Golf is a sport with many health and wellbeing benefits. A reported 60 million people of all ages play golf across the world, with many their 80s and 90s. The health benefits have been widely reported in recent years with an 18 hole round amounting to 6-8 km of walking, requiring over 8,000-12,000 steps and a calorie burn of 1,500.

However, golf can be very demanding; requiring strength, endurance, explosive power, flexibility and athletic ability to perform a movement that produces some of the fastest club head and ball speeds of any sport.

The effect of these large repeated forces on the body can lead to injury which tend to be specific to certain areas and sides of the body. The player’s leading side being a major predictor for someone’s propensity for injury.

Much research has been done on the types and likelihood of injuries experienced by golfers. The main areas of the body prone to injury being;

  • lower back and hips
  • Neck and shoulders
  • Elbow and wrists

Lower back injuries account for roughly 30% of all golfing injuries, with poor technique and lack of flexibility in the mid spine and hips being the most probable cause. Often it presents as an aching and discomfort on moving into certain positions and activities. However, the soreness and stiffness that people often experience with is called ‘non specific’ as it is not usually clear which anatomical structure is causing the problem/pain.
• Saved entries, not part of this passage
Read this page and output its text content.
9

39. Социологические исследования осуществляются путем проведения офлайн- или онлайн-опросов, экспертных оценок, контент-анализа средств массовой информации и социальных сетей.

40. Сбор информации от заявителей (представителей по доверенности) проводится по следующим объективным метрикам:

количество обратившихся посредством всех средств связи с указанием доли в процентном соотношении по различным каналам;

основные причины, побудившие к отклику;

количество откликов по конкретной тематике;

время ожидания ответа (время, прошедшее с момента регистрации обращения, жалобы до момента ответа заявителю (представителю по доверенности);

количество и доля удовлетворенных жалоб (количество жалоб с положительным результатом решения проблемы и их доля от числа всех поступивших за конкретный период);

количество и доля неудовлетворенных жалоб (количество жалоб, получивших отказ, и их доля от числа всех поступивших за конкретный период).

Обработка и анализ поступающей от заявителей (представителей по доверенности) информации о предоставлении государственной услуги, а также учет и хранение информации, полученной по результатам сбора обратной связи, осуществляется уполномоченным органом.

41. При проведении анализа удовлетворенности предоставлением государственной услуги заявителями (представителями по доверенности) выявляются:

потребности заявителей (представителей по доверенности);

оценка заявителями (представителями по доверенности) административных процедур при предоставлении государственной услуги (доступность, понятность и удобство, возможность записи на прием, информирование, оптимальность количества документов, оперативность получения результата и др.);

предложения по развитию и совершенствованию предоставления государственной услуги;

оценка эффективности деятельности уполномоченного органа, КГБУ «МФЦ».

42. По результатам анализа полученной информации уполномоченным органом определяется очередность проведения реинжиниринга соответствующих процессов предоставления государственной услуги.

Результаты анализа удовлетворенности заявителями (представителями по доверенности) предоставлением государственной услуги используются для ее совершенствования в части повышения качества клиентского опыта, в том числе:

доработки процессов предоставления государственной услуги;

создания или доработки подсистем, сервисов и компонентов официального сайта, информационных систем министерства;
Golf requires much more athletic ability than many imagine and the consequences of this mean many people suffer injuries through poor general conditioning, lack of warm up and poor technique.

The neck, shoulder, arms and the hips – usually they are the last point of reference in a golf swing, because often these parts are forced to compensate for what the rest of the body is not doing properly.

 Treatment may include:

  • Soft tissue release/massage
  • Specific joint mobilisation and manipulation
  • Exercise to work on strengthening:
    • Upper limbs
    • Core Muscle stability
    • Thoracic and Lumbar spine
    • Hip Joints
    • Lower back
    • Gluteal and pelvic floor
  • Rehabilitation exercises that are individualised to the golfer’s body type and swing mechanics.
With regular conditioning, with focus on warm ups and technique, every golfer should see improvements to their performance and a reduction of injuries. Your Osteopath can help you with this as well as provide you with effective treatment as the need arises.

Golf Injury Prevention

Proper warm up and correct swing technique has been shown to decrease injuries. There are specific ranges of motion that a golfer should be able to attain. Your Osteopath can provide you with a physical screen that assesses your body’s strength and range of motion, and provide you with exercises to correct any deficits. They will help to optimise your body to best suit your golf play style.